Liver Transplant
Patient Presentation/Diagnosis:
In the first day of life, full-term baby girl K.B. was admitted to the NICU with the following symptoms: seizures, hypoglycemia, lethargy, poor PO feeding and vomiting, temperature and respiratory instability. A myriad of tests were performed, and at two days of life, K.B. was diagnosed with a rare genetic defect causing a urea cycle disorder. The baby girl was unable to process nitrogen properly leading to a rise in nitrogen levels and a consequent buildup of ammonia in her bloodstream and around her brain. She was placed on the national liver transplant list immediately, but a matching organ was not becoming available. Once placed on the transplant list, K.B. and her parents waited for the organ. The parents reported subtle changes that indicated a rise in her ammonia – she would nap longer, or be fussy.

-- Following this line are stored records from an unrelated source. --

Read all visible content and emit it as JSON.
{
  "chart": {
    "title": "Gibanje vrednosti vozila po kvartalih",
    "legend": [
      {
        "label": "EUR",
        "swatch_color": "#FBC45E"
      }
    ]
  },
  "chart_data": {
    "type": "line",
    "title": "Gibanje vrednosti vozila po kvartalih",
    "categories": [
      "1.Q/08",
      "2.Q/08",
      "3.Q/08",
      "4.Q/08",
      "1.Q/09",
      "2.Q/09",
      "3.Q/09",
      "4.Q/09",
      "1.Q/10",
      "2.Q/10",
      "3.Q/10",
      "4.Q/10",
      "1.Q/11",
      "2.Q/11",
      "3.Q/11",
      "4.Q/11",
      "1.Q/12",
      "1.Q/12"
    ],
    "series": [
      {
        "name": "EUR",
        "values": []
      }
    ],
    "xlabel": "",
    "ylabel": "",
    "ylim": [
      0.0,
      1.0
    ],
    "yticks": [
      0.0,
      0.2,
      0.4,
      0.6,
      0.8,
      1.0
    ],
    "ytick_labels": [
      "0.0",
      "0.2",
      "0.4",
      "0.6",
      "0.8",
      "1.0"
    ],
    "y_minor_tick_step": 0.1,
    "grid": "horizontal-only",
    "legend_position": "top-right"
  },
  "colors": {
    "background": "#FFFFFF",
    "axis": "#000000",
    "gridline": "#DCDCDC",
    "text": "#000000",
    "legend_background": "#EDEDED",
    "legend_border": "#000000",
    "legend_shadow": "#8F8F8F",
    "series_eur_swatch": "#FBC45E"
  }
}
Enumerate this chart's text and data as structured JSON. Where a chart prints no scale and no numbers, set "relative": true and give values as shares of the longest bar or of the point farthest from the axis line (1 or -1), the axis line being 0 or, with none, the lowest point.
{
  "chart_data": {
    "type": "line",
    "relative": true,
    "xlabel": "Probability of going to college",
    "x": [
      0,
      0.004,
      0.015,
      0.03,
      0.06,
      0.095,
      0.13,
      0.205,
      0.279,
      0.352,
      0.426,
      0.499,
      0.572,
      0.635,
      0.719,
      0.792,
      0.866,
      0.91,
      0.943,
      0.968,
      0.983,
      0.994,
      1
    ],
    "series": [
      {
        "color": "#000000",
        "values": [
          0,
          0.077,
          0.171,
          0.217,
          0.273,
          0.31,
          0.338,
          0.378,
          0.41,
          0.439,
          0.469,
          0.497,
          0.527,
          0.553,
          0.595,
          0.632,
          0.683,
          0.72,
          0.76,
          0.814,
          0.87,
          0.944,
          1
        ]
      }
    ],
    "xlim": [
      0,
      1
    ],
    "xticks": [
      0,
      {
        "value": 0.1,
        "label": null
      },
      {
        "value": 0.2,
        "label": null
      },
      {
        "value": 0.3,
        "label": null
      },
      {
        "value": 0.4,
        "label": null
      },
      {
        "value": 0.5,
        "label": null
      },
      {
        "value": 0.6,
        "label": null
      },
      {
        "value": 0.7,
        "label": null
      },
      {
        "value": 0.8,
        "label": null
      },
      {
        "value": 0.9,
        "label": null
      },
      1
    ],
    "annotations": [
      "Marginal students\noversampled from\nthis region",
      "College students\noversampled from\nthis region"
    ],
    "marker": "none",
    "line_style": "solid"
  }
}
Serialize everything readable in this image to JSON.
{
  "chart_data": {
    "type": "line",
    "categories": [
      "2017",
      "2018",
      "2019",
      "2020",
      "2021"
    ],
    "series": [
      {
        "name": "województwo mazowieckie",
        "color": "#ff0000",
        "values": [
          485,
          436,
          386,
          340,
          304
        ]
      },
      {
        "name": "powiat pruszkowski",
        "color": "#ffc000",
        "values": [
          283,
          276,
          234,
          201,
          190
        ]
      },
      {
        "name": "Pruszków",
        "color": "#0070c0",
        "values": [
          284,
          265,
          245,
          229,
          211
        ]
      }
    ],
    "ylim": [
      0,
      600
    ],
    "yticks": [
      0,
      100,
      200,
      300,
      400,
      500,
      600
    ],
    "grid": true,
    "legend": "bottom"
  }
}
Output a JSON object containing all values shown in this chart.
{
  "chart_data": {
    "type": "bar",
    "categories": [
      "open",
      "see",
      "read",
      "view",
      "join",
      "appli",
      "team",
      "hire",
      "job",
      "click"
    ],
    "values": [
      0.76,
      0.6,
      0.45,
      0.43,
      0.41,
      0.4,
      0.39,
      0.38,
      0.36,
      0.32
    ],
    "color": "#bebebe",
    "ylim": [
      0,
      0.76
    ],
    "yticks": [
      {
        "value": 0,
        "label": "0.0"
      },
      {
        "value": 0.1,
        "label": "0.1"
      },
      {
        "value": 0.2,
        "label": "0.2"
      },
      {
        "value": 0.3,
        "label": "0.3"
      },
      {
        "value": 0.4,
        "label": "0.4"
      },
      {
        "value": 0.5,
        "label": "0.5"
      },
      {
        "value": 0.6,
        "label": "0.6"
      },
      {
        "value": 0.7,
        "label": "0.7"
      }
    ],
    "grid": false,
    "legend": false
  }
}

The parents decided they would not be able to live with themselves if something happened to K.B. while waiting for an anonymous donation – the father agreed to donate a part of his liver. The transplant was successful and K.B. was admitted to the PICU postoperatively.
Treatment:
While in the PICU, the patient was intubated, paralyzed, sedated and closely monitored for hemodynamic instability and postoperative complications including bleeding and infection. Immediate critical lab results: PLTs:29, PT:21.4, PTT: 66.4, INR: 1.9, Fibrinogen: 123, Total Bili: 6, Direct Bili: 0.6, AST: 701, ALT: 1024, Phos: 5.8, serum amylase: 17, serum lipase: 37, serum ammonia: 100, GGT: 37. Pt was placed on a heparin and insulin drip that were titrated according to lab values. Transplant labs were sent every 4 hours for the first two days, liver ultrasounds performed daily, and patient remained intubated for several weeks due to fluid overload. The patient also required frequent blood transfusions and albumin and Lasix® for post-operative edema. Anti-rejection medications were started immediately, along with a myriad of anti-infective medications per protocol.
Outcome:
Pt has had a complicated course including a hepatic artery bleed and consequent thrombosis formation and biliary obstruction/cholangitis (AST: 2,715, ALT: 4,070, LDH: 3148 before thrombectomy was performed). She had a thrombectomy and biliary drain placed to deal with the complications. K.B. continues to come in and out of the hospital based on lab results from her outpatient transplant appointments. There is a chance that the patient will eventually need a new liver due to these complications along with signs of chronic rejection.